Database transactions follow ACID principles (Atomicity, Consistency, Isolation, Durability) to ensure data integrity. When a transaction is
started but not properly handled, several problems can occur:
Data Integrity Violations: If an error occurs during transaction execution and the transaction is not rolled back, partial changes
may remain in the database. This violates the atomicity principle, where either all operations in a transaction should succeed or none should.
Resource Leaks: Unhandled transactions can hold database locks and connections longer than necessary. This can lead to connection
pool exhaustion and performance degradation, especially under high load.
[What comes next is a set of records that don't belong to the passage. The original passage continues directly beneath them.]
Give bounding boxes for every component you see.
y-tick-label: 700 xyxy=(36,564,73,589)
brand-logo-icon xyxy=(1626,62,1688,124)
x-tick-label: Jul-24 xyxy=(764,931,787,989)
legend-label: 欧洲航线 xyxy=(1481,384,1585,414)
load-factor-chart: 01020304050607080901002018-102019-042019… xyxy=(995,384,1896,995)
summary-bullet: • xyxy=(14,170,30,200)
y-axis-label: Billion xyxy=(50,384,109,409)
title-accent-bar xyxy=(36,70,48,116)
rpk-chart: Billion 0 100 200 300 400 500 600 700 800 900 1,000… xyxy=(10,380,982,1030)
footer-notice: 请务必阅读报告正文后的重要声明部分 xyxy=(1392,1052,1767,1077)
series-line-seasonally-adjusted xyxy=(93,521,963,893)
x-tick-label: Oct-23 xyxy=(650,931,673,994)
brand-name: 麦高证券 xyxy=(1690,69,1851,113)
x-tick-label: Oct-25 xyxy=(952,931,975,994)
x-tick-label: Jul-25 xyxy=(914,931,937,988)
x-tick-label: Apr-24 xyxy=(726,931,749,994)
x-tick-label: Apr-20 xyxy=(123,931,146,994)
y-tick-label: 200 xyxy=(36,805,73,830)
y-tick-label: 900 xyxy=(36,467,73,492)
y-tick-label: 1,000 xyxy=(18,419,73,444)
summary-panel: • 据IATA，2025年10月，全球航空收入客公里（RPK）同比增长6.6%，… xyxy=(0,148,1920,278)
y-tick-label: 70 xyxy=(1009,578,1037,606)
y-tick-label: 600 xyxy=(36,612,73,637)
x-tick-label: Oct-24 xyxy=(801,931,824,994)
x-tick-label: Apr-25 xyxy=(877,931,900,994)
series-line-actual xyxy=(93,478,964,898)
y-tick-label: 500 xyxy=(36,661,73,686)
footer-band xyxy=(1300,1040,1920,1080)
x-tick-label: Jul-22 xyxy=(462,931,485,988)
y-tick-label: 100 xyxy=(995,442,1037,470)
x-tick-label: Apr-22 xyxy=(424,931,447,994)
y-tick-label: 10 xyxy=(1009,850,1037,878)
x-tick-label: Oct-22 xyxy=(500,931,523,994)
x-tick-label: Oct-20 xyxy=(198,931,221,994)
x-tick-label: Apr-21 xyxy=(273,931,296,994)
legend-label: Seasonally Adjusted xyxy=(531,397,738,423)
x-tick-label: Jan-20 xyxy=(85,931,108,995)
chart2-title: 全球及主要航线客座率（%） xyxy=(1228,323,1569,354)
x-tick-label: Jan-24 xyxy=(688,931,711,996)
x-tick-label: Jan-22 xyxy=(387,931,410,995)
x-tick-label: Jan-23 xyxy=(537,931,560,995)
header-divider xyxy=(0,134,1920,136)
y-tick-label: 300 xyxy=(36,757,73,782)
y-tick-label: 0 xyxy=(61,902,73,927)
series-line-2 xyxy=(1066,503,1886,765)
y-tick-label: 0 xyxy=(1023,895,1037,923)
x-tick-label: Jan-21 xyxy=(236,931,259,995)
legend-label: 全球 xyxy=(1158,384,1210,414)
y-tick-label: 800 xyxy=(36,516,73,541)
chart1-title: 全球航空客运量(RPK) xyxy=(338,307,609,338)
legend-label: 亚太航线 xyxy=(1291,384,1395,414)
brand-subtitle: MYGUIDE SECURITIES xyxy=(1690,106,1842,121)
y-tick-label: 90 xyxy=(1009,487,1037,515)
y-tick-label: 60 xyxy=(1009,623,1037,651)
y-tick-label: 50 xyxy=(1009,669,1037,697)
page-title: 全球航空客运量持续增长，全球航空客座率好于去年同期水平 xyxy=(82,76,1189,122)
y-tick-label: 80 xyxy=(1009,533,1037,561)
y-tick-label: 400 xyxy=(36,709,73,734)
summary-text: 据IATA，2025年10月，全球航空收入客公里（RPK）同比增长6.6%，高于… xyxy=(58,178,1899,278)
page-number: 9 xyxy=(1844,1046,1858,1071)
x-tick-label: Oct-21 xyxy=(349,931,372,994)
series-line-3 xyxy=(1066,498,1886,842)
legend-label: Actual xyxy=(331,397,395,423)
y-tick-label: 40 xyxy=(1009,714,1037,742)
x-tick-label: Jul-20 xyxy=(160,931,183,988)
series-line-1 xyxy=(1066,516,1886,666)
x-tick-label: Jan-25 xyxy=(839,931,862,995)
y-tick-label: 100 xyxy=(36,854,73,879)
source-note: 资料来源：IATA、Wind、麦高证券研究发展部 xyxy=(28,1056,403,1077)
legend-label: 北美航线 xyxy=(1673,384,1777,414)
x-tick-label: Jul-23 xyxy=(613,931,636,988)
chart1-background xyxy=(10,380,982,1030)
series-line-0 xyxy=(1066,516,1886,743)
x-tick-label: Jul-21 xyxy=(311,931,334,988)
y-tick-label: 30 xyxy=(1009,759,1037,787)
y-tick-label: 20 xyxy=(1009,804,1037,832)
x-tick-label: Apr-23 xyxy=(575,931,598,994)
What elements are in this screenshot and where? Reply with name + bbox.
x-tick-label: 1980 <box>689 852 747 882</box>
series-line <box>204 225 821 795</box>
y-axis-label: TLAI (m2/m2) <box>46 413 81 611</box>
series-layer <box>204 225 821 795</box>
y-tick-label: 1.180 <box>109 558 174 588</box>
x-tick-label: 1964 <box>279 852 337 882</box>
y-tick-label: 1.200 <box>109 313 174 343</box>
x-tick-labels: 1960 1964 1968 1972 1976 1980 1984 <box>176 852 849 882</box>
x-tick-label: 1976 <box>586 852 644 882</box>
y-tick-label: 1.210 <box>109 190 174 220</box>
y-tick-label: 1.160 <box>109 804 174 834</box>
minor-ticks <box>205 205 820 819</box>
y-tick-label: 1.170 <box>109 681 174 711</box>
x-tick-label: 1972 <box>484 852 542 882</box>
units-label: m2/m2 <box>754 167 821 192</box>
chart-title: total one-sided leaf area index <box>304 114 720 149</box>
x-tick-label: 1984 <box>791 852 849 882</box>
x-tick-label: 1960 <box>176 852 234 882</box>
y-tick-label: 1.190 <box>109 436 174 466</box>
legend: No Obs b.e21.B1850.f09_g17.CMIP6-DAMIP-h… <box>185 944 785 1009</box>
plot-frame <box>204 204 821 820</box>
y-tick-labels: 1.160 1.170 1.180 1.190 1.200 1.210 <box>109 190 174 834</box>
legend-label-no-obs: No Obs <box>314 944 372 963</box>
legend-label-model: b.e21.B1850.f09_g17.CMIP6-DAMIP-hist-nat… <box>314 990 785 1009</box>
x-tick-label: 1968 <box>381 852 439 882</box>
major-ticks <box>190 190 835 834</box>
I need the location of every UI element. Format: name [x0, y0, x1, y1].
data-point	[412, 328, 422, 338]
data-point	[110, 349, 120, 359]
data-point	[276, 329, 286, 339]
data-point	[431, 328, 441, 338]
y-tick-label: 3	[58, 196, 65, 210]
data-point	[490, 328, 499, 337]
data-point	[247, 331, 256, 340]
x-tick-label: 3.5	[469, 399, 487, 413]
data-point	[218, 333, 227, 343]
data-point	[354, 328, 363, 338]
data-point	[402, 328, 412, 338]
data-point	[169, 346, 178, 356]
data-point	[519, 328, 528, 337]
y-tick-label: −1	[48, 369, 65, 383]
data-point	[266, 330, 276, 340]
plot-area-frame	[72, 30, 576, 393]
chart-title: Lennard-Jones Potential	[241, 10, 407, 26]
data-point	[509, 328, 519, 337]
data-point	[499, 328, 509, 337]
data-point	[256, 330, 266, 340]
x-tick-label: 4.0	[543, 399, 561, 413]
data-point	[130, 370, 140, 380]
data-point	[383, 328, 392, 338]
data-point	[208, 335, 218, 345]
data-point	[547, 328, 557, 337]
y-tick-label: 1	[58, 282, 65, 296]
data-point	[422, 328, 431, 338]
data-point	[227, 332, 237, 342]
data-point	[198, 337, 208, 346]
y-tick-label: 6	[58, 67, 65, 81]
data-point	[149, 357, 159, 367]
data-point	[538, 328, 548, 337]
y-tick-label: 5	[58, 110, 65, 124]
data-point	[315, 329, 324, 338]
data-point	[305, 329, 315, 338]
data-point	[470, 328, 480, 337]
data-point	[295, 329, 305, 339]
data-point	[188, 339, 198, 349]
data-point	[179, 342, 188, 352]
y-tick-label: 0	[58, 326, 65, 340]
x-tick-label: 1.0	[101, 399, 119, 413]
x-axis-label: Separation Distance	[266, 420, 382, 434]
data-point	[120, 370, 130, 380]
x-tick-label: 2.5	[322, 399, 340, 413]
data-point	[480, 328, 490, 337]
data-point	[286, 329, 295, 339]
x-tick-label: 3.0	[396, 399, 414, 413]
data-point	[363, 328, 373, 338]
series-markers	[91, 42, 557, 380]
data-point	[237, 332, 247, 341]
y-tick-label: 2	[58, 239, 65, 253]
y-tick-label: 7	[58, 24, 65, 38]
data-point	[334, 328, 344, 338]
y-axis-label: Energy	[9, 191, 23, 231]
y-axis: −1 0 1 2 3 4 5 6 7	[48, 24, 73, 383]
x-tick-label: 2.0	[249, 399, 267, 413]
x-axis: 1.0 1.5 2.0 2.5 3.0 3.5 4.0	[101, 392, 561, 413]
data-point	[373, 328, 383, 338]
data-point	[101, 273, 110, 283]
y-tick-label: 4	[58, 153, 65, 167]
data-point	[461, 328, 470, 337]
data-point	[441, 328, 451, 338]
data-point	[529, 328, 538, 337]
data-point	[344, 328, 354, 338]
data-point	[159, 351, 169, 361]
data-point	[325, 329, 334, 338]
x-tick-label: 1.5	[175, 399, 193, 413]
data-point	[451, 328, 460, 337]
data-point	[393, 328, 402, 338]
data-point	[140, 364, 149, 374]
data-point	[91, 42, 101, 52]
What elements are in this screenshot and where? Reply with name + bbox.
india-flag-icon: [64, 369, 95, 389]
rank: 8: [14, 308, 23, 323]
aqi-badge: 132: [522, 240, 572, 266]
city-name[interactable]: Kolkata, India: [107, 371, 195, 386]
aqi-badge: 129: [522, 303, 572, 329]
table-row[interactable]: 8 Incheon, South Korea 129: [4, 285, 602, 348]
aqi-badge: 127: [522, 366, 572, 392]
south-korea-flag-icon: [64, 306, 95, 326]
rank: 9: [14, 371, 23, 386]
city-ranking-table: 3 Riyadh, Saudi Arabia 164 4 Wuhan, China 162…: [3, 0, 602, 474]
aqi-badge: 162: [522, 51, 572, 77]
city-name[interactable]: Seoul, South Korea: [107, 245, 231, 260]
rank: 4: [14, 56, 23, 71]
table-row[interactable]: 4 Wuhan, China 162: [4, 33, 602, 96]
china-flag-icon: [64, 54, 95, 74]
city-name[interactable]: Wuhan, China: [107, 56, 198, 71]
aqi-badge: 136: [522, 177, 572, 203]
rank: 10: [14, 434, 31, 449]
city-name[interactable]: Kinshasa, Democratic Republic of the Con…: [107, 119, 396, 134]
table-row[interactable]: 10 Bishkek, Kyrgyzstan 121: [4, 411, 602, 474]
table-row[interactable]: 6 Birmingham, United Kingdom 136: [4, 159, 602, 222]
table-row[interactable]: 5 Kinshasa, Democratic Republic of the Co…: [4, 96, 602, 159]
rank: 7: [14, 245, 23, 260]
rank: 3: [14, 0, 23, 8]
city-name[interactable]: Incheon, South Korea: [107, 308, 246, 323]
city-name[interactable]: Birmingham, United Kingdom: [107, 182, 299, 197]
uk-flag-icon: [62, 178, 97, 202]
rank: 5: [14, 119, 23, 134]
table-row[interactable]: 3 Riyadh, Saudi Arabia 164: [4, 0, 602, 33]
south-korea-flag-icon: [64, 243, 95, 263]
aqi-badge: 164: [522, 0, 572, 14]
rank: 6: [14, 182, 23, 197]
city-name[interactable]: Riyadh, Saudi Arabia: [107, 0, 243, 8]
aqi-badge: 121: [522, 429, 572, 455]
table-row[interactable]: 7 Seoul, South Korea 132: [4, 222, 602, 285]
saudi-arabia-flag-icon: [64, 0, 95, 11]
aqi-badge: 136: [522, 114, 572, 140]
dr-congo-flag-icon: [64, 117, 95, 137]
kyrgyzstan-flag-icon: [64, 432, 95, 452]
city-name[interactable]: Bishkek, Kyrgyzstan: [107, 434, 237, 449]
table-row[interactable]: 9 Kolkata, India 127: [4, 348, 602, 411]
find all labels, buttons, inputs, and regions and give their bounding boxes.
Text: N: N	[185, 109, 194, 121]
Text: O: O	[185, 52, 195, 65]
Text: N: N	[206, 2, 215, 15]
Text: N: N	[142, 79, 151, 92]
Inconsistent Application State: When transactions are not properly cleaned up, the application may continue with an assumption
that operations succeeded when they actually failed partially. This can lead to data corruption and unpredictable behavior.
The standard pattern in Go is to use defer tx.Rollback() immediately after successfully creating a transaction. This ensures that if
any error occurs before tx.Commit() is called, the transaction will be automatically rolled back. The Rollback() method is
safe to call even after a successful commit, making this pattern both safe and reliable.
What is the potential impact?
Improper transaction handling can lead to data corruption, resource exhaustion, and application instability. In financial or critical systems, this
could result in data loss, inconsistent records, or system downtime.